With 25 years’ experience as a public-health communication and social marketing professional, Maibach immersed himself in learning everything he could about climate change. In the process, he learned that there was a pressing need to apply communication sciences to the issue.

“Climate scientists have been warning us about climate change for 30 years, and yet it’s clear that large portions of the public and many of our elected leaders fundamentally don’t understand the magnitude of the threat or the challenges inherent in responding to it,” says Maibach.

In fall 2007, after joining Mason’s Department of Communication, Maibach founded the Center for Climate Change Communication and became its director. The center is the first behavioral science research center in the United States dedicated solely to improving climate change public engagement methods.

Many voices are speaking out about climate change, and Maibach’s center, through its research and technical assistance, acts as a communications coach for these organizations so they can become more effective in their efforts.

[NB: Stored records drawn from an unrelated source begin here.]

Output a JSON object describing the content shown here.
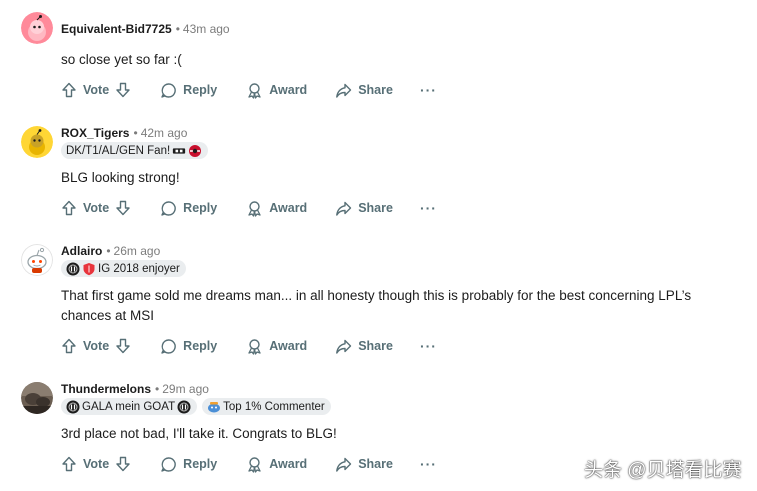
{
  "comments": [
    {
      "author": "Equivalent-Bid7725",
      "time": "43m ago",
      "flairs": [],
      "body": "so close yet so far :(",
      "avatar_color": "#ff8a9a",
      "actions": {
        "vote": "Vote",
        "reply": "Reply",
        "award": "Award",
        "share": "Share",
        "more": "···"
      }
    },
    {
      "author": "ROX_Tigers",
      "time": "42m ago",
      "flairs": [
        {
          "text": "DK/T1/AL/GEN Fan!",
          "emojis_after": [
            "team-logo-icon",
            "team-logo-icon"
          ]
        }
      ],
      "body": "BLG looking strong!",
      "avatar_color": "#ffd635",
      "actions": {
        "vote": "Vote",
        "reply": "Reply",
        "award": "Award",
        "share": "Share",
        "more": "···"
      }
    },
    {
      "author": "Adlairo",
      "time": "26m ago",
      "flairs": [
        {
          "text": "IG 2018 enjoyer",
          "emojis_before": [
            "ig-logo-icon",
            "shield-icon"
          ]
        }
      ],
      "body": "That first game sold me dreams man... in all honesty though this is probably for the best concerning LPL’s chances at MSI",
      "avatar_color": "#ffffff",
      "actions": {
        "vote": "Vote",
        "reply": "Reply",
        "award": "Award",
        "share": "Share",
        "more": "···"
      }
    },
    {
      "author": "Thundermelons",
      "time": "29m ago",
      "flairs": [
        {
          "text": "GALA mein GOAT",
          "emojis_before": [
            "ig-logo-icon"
          ],
          "emojis_after": [
            "ig-logo-icon"
          ]
        },
        {
          "text": "Top 1% Commenter",
          "emojis_before": [
            "top-commenter-icon"
          ]
        }
      ],
      "body": "3rd place not bad, I'll take it. Congrats to BLG!",
      "avatar_color": "#6b5e52",
      "actions": {
        "vote": "Vote",
        "reply": "Reply",
        "award": "Award",
        "share": "Share",
        "more": "···"
      }
    }
  ],
  "watermark": "头条 @贝塔看比赛",
  "colors": {
    "action_gray": "#576f76",
    "meta_gray": "#7c7c7c",
    "flair_bg": "#eaedef"
  }
}
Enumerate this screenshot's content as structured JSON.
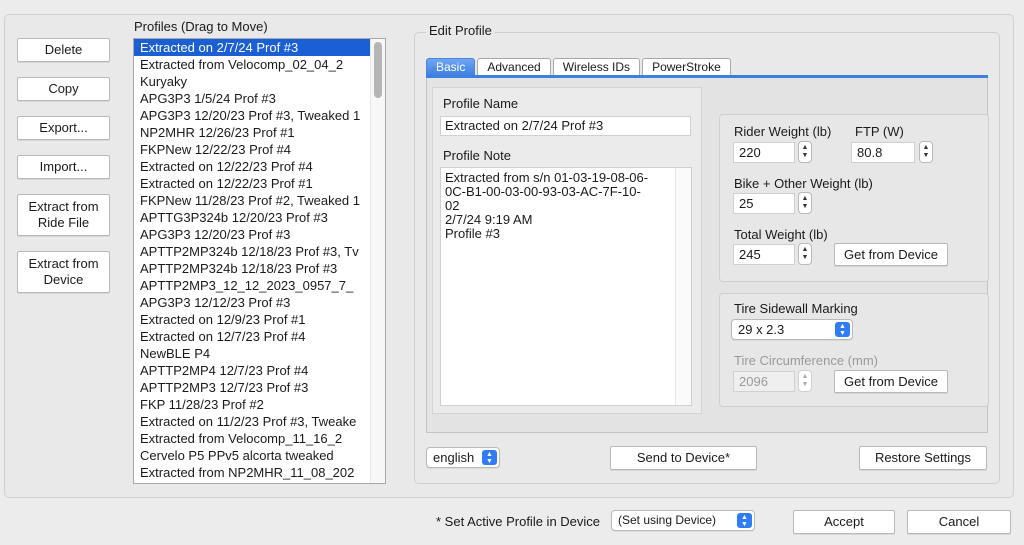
{
  "left_buttons": {
    "delete": "Delete",
    "copy": "Copy",
    "export": "Export...",
    "import": "Import...",
    "extract_ride_1": "Extract from",
    "extract_ride_2": "Ride File",
    "extract_device_1": "Extract from",
    "extract_device_2": "Device"
  },
  "profiles": {
    "title": "Profiles (Drag to Move)",
    "items": [
      "Extracted on 2/7/24 Prof #3",
      "Extracted from Velocomp_02_04_2",
      "Kuryaky",
      "APG3P3 1/5/24 Prof #3",
      "APG3P3 12/20/23 Prof #3, Tweaked 1",
      "NP2MHR 12/26/23 Prof #1",
      "FKPNew 12/22/23 Prof #4",
      "Extracted on 12/22/23 Prof #4",
      "Extracted on 12/22/23 Prof #1",
      "FKPNew 11/28/23 Prof #2, Tweaked 1",
      "APTTG3P324b 12/20/23 Prof #3",
      "APG3P3 12/20/23 Prof #3",
      "APTTP2MP324b 12/18/23 Prof #3, Tv",
      "APTTP2MP324b 12/18/23 Prof #3",
      " APTTP2MP3_12_12_2023_0957_7_",
      "APG3P3 12/12/23 Prof #3",
      "Extracted on 12/9/23 Prof #1",
      "Extracted on 12/7/23 Prof #4",
      "NewBLE P4",
      "APTTP2MP4 12/7/23 Prof #4",
      "APTTP2MP3 12/7/23 Prof #3",
      "FKP 11/28/23 Prof #2",
      "Extracted on 11/2/23 Prof #3, Tweake",
      "Extracted from Velocomp_11_16_2",
      "Cervelo P5 PPv5 alcorta tweaked",
      "Extracted from NP2MHR_11_08_202"
    ]
  },
  "edit_profile": {
    "title": "Edit Profile",
    "tabs": [
      "Basic",
      "Advanced",
      "Wireless IDs",
      "PowerStroke"
    ],
    "profile_name_label": "Profile Name",
    "profile_name_value": "Extracted on 2/7/24 Prof #3",
    "profile_note_label": "Profile Note",
    "profile_note_lines": [
      "Extracted from s/n 01-03-19-08-06-",
      "0C-B1-00-03-00-93-03-AC-7F-10-",
      "02",
      "2/7/24 9:19 AM",
      "Profile #3"
    ],
    "rider_weight_label": "Rider Weight (lb)",
    "rider_weight_value": "220",
    "ftp_label": "FTP (W)",
    "ftp_value": "80.8",
    "bike_weight_label": "Bike + Other Weight (lb)",
    "bike_weight_value": "25",
    "total_weight_label": "Total Weight (lb)",
    "total_weight_value": "245",
    "get_from_device": "Get from Device",
    "tire_marking_label": "Tire Sidewall Marking",
    "tire_marking_value": "29 x 2.3",
    "tire_circ_label": "Tire Circumference (mm)",
    "tire_circ_value": "2096",
    "language_value": "english",
    "send_to_device": "Send to Device*",
    "restore_settings": "Restore Settings"
  },
  "footer": {
    "active_profile_label": "* Set Active Profile in Device",
    "active_profile_value": "(Set using Device)",
    "accept": "Accept",
    "cancel": "Cancel"
  },
  "colors": {
    "selection": "#1a5fd3",
    "accent": "#2f7cf6"
  }
}
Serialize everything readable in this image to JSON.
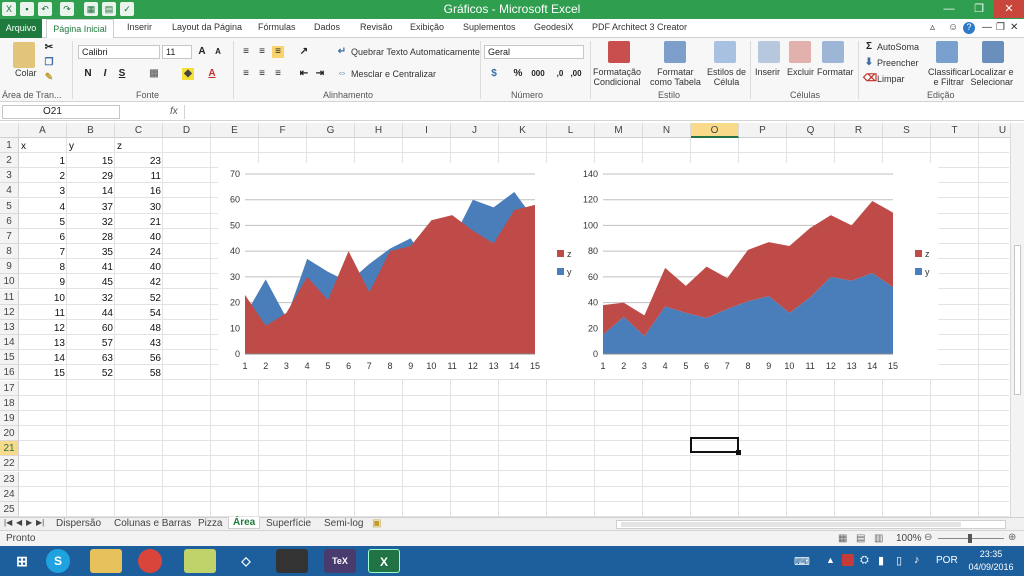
{
  "window": {
    "title": "Gráficos - Microsoft Excel"
  },
  "ribbon_tabs": [
    "Página Inicial",
    "Inserir",
    "Layout da Página",
    "Fórmulas",
    "Dados",
    "Revisão",
    "Exibição",
    "Suplementos",
    "GeodesiX",
    "PDF Architect 3 Creator"
  ],
  "file_tab": "Arquivo",
  "ribbon": {
    "clipboard": {
      "paste": "Colar",
      "group": "Área de Tran..."
    },
    "font": {
      "name": "Calibri",
      "size": "11",
      "group": "Fonte"
    },
    "alignment": {
      "wrap": "Quebrar Texto Automaticamente",
      "merge": "Mesclar e Centralizar",
      "group": "Alinhamento"
    },
    "number": {
      "format": "Geral",
      "group": "Número"
    },
    "styles": {
      "conditional": "Formatação\nCondicional",
      "table": "Formatar\ncomo Tabela",
      "cell": "Estilos de\nCélula",
      "group": "Estilo"
    },
    "cells": {
      "insert": "Inserir",
      "delete": "Excluir",
      "format": "Formatar",
      "group": "Células"
    },
    "editing": {
      "autosum": "AutoSoma",
      "fill": "Preencher",
      "clear": "Limpar",
      "sort": "Classificar\ne Filtrar",
      "find": "Localizar e\nSelecionar",
      "group": "Edição"
    }
  },
  "formula_bar": {
    "name_box": "O21",
    "fx": "fx",
    "formula": ""
  },
  "columns": [
    "A",
    "B",
    "C",
    "D",
    "E",
    "F",
    "G",
    "H",
    "I",
    "J",
    "K",
    "L",
    "M",
    "N",
    "O",
    "P",
    "Q",
    "R",
    "S",
    "T",
    "U"
  ],
  "selected_column": "O",
  "rows": [
    "1",
    "2",
    "3",
    "4",
    "5",
    "6",
    "7",
    "8",
    "9",
    "10",
    "11",
    "12",
    "13",
    "14",
    "15",
    "16",
    "17",
    "18",
    "19",
    "20",
    "21",
    "22",
    "23",
    "24",
    "25"
  ],
  "selected_row": "21",
  "headers": [
    "x",
    "y",
    "z"
  ],
  "table": [
    [
      1,
      15,
      23
    ],
    [
      2,
      29,
      11
    ],
    [
      3,
      14,
      16
    ],
    [
      4,
      37,
      30
    ],
    [
      5,
      32,
      21
    ],
    [
      6,
      28,
      40
    ],
    [
      7,
      35,
      24
    ],
    [
      8,
      41,
      40
    ],
    [
      9,
      45,
      42
    ],
    [
      10,
      32,
      52
    ],
    [
      11,
      44,
      54
    ],
    [
      12,
      60,
      48
    ],
    [
      13,
      57,
      43
    ],
    [
      14,
      63,
      56
    ],
    [
      15,
      52,
      58
    ]
  ],
  "chart_data": [
    {
      "type": "area",
      "stacked": false,
      "x": [
        1,
        2,
        3,
        4,
        5,
        6,
        7,
        8,
        9,
        10,
        11,
        12,
        13,
        14,
        15
      ],
      "series": [
        {
          "name": "y",
          "values": [
            15,
            29,
            14,
            37,
            32,
            28,
            35,
            41,
            45,
            32,
            44,
            60,
            57,
            63,
            52
          ],
          "color": "#4a7ebb"
        },
        {
          "name": "z",
          "values": [
            23,
            11,
            16,
            30,
            21,
            40,
            24,
            40,
            42,
            52,
            54,
            48,
            43,
            56,
            58
          ],
          "color": "#be4b48"
        }
      ],
      "ylim": [
        0,
        70
      ],
      "yticks": [
        0,
        10,
        20,
        30,
        40,
        50,
        60,
        70
      ],
      "grid": true,
      "legend": "right"
    },
    {
      "type": "area",
      "stacked": true,
      "x": [
        1,
        2,
        3,
        4,
        5,
        6,
        7,
        8,
        9,
        10,
        11,
        12,
        13,
        14,
        15
      ],
      "series": [
        {
          "name": "y",
          "values": [
            15,
            29,
            14,
            37,
            32,
            28,
            35,
            41,
            45,
            32,
            44,
            60,
            57,
            63,
            52
          ],
          "color": "#4a7ebb"
        },
        {
          "name": "z",
          "values": [
            23,
            11,
            16,
            30,
            21,
            40,
            24,
            40,
            42,
            52,
            54,
            48,
            43,
            56,
            58
          ],
          "color": "#be4b48"
        }
      ],
      "ylim": [
        0,
        140
      ],
      "yticks": [
        0,
        20,
        40,
        60,
        80,
        100,
        120,
        140
      ],
      "grid": true,
      "legend": "right"
    }
  ],
  "sheet_tabs": [
    "Dispersão",
    "Colunas e Barras",
    "Pizza",
    "Área",
    "Superfície",
    "Semi-log"
  ],
  "active_sheet": "Área",
  "status": {
    "ready": "Pronto",
    "zoom": "100%"
  },
  "taskbar": {
    "lang": "POR",
    "time": "23:35",
    "date": "04/09/2016"
  },
  "colors": {
    "excel_green": "#217346",
    "title_green": "#2f9e4f",
    "selected_header": "#f9d98a",
    "taskbar": "#1c5f9c"
  }
}
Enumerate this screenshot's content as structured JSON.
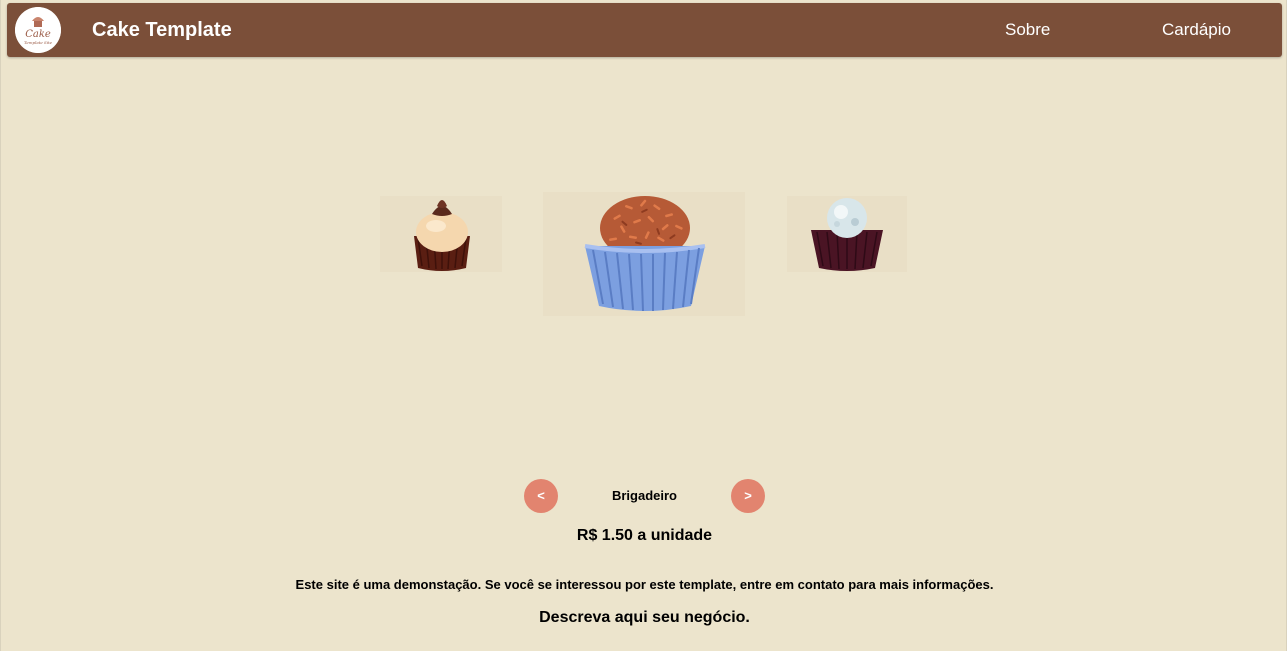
{
  "navbar": {
    "logo": {
      "text_main": "Cake",
      "text_sub": "Template Site"
    },
    "title": "Cake Template",
    "links": [
      {
        "label": "Sobre"
      },
      {
        "label": "Cardápio"
      }
    ]
  },
  "carousel": {
    "items": [
      {
        "image": "cream-truffle-chocolate-cup"
      },
      {
        "image": "brigadeiro-blue-cup"
      },
      {
        "image": "coconut-truffle-dark-cup"
      }
    ],
    "prev_label": "<",
    "next_label": ">",
    "current_name": "Brigadeiro",
    "price_text": "R$ 1.50 a unidade"
  },
  "footer": {
    "notice": "Este site é uma demonstação. Se você se interessou por este template, entre em contato para mais informações.",
    "describe": "Descreva aqui seu negócio."
  },
  "colors": {
    "background": "#ECE4CC",
    "navbar": "#7B4F39",
    "button": "#E2846F"
  }
}
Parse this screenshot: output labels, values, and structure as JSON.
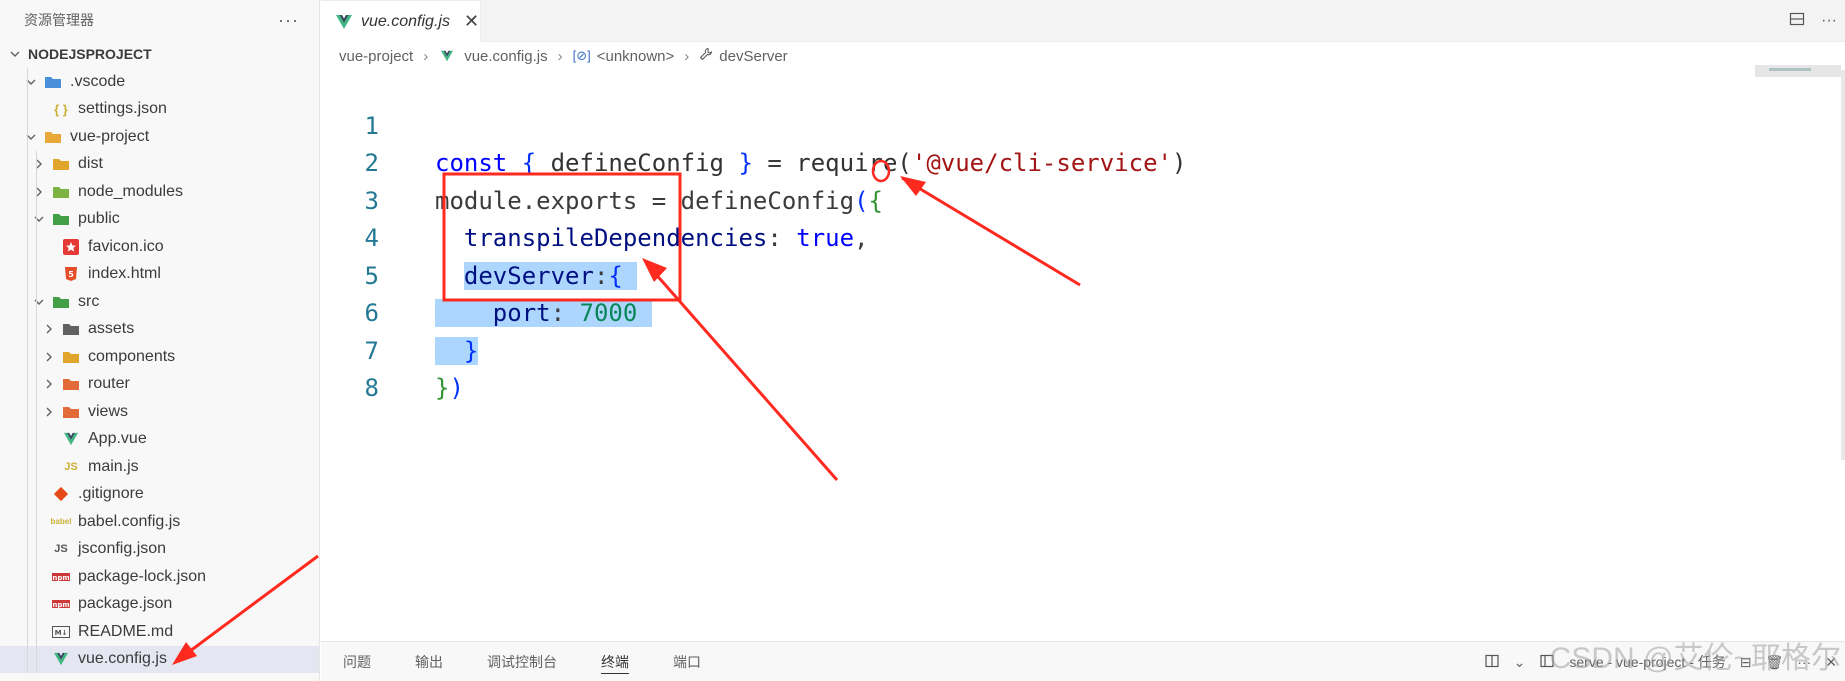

The center’s premise is that, in American society today, many voices are speaking out about climate change — nonprofits, businesses, government agencies — and Maibach’s center, through its research and technical assistance, acts as a communications coach for these organizations so they can become more effective in their efforts.

Starting with the community he knew best, Maibach planned his first study, which was conducted in partnership with the Environmental Defense Fund, to be a national survey of public health department directors. The research team was surprised to find that nearly 60 percent of local public health department directors nationwide reported that they were already seeing harmful health effects of climate change in their jurisdictions, yet few felt they had the capacity to respond.

These findings played an important role in catalyzing subsequent climate change prevention and adaptation efforts in the public health community, including helping to shape National Public Health Week 2008, which focused on climate change and health.

Since then, the Association of State Health Directors and several states, including California, Oregon and New York, have used the center’s survey instrument to better assess climate-change-related health needs within their communities.

The next important step was to get to know the American people’s views on climate change. To do this, Maibach and his colleagues, along with researchers from Yale University, conducted an extensive national study to understand more about the audiences with whom climate change professionals wish to communicate.

This study culminated in a series of major reports, including “Climate Change in the American Mind” and “Global Warming’s Six Americas 2009.” The latter study identifies six segments of American society, each demonstrating a distinct response to the issue of climate change. The Mason and Yale research team is currently planning additional studies.

Improving the Public Dialogue

In 2008, Maibach and a colleague at American University won a prestigious Health Policy Investigator Award from the Robert Wood Johnson Foundation. This award funds their research intended to help health professionals more effectively communicate the health implications of climate change.

More recently, several of the center’s researchers were awarded a Climate Change Education Grant from the National Science Foundation to study the role TV meteorologists can play in educating the public on the local effects of climate change.

Center researchers have been actively sharing the fruits of their labor. Numerous organizations — from the local to the global — have sought their guidance, including Virginia state and local governments, environmental organizations, nongovernmental organizations, federal agencies and even foreign embassies.

Last fall, Maibach was invited to Hollywood to brief several dozen writers, directors and producers on how to engage their audiences more effectively on climate change.

Maibach is encouraged by the positive reception his center has received in the relatively short time it has been in operation.

“There is just so much opportunity right now to improve the way the public dialogue is unfolding,” says Maibach. “And we believe our research can play an important role in helping that public dialogue unfold in the most productive way possible.”